On Friday morning the outgoing European Council president Herman van Rompuy announced that EU funding for Ebola-affected countries in West Africa would increase to 1 billion euros. That's a doubling of the existing pledges and in line with what British Prime Minister David Cameron had asked for when he urged the EU last week to come up with a more ambitious package of measures to fight Ebola. It's a good result for Cameron who has tried to shame his fellow EU leaders to do more by holding Britain up as the lead contributor of funds so far.
"Deal! At least 40 percent emissions cut by 2030. World's most ambitious, cost-effective, fair EU 2030 climate energy policy agreed," EU president Herman Van Rompuy tweeted.
The EU wanted to agree on the targets ahead of a summit in Paris in November and December 2015, where it is hoped the world will agree to a new phase of the Kyoto climate accords which run until 2020.

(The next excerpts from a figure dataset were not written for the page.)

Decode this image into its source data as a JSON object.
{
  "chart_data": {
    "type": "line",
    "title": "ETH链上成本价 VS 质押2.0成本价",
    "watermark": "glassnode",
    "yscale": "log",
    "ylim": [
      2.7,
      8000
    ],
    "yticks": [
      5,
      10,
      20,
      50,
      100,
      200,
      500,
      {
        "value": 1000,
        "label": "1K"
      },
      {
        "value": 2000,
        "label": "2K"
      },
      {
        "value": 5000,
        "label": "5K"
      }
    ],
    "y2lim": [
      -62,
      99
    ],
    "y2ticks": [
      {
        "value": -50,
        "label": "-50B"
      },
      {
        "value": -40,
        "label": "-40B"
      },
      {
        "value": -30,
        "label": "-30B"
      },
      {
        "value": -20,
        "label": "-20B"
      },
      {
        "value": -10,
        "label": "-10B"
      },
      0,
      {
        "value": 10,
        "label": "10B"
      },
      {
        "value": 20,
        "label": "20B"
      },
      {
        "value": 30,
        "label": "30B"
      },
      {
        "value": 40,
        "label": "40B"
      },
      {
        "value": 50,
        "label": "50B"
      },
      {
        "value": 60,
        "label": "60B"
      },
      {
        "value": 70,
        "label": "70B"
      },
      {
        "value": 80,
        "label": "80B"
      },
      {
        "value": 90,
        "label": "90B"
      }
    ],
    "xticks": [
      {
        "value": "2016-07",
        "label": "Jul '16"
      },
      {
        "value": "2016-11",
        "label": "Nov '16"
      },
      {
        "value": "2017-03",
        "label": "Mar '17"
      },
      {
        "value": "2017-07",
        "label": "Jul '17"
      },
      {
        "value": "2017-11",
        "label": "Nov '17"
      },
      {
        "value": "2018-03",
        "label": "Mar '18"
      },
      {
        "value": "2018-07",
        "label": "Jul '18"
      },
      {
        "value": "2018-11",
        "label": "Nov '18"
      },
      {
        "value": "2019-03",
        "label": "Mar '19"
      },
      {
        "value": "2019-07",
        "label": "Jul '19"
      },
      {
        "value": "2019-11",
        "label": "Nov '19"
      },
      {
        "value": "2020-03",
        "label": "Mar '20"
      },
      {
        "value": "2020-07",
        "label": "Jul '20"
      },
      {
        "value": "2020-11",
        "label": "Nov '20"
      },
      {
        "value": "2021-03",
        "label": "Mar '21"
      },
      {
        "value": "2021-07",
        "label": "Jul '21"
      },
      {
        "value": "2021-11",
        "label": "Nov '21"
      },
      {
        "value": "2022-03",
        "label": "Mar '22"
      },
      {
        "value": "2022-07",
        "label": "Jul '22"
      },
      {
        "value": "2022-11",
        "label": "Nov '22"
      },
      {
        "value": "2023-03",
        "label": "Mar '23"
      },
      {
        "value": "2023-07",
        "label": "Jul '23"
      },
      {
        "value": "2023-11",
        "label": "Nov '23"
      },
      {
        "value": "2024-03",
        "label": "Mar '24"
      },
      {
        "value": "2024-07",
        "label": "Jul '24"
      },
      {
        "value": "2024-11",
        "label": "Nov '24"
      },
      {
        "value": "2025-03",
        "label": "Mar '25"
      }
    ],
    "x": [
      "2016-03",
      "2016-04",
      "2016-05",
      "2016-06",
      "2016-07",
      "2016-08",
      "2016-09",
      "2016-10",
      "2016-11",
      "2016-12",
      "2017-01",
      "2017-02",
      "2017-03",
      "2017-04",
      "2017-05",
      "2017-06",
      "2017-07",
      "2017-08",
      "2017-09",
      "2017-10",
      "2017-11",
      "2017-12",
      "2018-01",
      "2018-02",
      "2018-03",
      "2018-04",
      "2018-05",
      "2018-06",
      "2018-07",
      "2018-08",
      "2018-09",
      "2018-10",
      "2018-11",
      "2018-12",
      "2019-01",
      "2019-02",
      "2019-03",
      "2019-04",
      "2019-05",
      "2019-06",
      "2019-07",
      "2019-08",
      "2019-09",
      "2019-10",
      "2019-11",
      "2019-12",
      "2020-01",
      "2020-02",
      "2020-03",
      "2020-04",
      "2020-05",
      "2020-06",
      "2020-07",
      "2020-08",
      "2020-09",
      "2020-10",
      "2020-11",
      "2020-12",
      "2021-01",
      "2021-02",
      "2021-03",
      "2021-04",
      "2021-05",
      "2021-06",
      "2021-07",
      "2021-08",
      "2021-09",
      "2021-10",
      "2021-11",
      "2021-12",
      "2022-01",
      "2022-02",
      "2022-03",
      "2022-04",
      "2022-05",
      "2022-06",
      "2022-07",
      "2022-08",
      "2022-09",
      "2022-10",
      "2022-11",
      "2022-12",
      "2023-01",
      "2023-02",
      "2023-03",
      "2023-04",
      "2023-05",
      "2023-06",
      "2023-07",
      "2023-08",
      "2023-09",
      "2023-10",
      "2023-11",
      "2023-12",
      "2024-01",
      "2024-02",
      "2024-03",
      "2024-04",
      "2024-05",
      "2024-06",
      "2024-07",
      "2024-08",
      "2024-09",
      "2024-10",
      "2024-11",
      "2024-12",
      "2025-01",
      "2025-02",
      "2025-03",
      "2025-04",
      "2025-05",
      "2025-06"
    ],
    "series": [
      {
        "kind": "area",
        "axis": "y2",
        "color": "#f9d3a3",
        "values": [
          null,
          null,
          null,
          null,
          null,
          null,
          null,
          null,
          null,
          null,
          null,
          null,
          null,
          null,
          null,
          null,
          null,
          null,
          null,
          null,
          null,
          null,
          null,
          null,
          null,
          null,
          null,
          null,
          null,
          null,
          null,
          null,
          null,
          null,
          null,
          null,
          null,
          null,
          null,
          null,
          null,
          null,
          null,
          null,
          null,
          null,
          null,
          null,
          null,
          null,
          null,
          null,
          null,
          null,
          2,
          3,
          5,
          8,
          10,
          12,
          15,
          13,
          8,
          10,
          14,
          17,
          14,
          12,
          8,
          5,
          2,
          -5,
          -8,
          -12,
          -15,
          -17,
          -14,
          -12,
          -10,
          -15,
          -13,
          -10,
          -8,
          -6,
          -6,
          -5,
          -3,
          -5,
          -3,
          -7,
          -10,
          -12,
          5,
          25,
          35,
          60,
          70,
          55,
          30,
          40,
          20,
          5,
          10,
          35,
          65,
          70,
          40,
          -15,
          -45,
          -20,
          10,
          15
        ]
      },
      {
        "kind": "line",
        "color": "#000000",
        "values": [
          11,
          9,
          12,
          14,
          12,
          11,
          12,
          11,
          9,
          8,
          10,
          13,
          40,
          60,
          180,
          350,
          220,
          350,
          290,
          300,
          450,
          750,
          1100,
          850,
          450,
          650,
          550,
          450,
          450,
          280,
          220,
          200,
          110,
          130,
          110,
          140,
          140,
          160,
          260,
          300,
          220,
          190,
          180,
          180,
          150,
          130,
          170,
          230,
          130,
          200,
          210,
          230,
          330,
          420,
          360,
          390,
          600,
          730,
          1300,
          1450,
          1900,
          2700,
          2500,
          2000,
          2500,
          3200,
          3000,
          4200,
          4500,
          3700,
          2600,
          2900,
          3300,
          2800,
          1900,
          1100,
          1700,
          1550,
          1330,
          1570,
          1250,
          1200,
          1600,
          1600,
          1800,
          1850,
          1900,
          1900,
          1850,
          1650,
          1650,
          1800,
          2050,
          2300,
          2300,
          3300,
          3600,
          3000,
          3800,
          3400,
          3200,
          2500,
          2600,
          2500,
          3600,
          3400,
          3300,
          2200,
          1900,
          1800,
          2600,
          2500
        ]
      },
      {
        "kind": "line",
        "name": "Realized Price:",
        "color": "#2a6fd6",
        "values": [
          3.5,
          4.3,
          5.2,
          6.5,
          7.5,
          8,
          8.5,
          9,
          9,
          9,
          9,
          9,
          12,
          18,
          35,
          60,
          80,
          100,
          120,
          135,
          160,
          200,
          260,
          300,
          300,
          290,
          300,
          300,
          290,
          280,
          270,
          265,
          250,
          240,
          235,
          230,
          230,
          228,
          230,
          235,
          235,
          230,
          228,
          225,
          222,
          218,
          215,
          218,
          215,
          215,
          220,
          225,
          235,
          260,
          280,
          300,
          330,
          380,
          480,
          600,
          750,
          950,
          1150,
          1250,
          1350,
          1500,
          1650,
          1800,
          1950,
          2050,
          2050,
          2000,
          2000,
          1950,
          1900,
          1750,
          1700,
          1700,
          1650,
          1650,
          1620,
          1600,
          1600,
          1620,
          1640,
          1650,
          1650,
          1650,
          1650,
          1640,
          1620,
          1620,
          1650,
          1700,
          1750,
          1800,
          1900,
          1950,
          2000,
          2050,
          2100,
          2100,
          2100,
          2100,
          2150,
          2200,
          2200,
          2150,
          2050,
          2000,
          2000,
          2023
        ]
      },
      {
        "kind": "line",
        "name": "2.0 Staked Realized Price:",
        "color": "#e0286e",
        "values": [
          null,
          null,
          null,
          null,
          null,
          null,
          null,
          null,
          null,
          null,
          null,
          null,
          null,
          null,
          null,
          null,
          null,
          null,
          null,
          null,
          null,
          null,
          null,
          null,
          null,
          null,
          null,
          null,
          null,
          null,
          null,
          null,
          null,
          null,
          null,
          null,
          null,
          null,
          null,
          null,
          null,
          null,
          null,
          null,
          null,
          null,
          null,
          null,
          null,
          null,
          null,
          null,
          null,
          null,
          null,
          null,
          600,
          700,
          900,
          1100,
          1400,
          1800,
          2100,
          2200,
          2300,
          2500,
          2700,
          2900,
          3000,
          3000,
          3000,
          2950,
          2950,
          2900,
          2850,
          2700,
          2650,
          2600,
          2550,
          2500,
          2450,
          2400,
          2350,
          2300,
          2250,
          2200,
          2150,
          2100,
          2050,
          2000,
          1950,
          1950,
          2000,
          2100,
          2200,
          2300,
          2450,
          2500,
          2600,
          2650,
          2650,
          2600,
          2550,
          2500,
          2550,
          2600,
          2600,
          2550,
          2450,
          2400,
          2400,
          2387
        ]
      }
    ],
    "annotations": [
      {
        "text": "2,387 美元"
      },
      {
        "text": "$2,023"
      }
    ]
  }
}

The agreement puts the EU "in the driving seat" ahead of the Paris conference, European Commission head Jose Manuel Barroso said.
Environmental groups said the deal did not go far enough to cut global warming.
The climate deal builds on the EU's targets for 2020 of a 20 percent cut in greenhouse gases, blamed for global warming, a 20 percent boost in renewables such as solar and wind power and a 20 increase in energy efficiency.
While the new 40 percent target for greenhouse gases and 27 percent for renewables agreed on Friday were as expected, a 30 percent goal for an increase in energy efficiency set in July by the Commission was watered down to 27 percent.
Environment group Greenpeace said the EU had "pulled the handbrake on clean energy".
"These targets are too low, slowing down efforts to boost renewable energy and keeping Europe hooked on polluting and expensive fuel," it said British-based humanitarian group Oxfam called for targets of 55 percent in emissions cuts, 40 percent for energy savings and 45 percent for renewables.
The EU, meanwhile, named Christos Stylianides of Cyprus as the bloc's coordinator to fight the Ebola disease which has claimed nearly 4,900 lives in West Africa.
Stylianides is the incoming EU commissioner for humanitarian aid.
British Prime Minister David Cameron said that other EU nations "need to do more" than the nearly $750 million they have currently pledged to fight the virus.
The leaders were set to discuss the Ukraine crisis although any progress is unlikely, as an EU review on the ceasefire between Kiev and pro-Moscow rebels is not due until next Tuesday.
They will search for ways on Friday to foster economic growth and jobs amid fears of a triple-dip recession.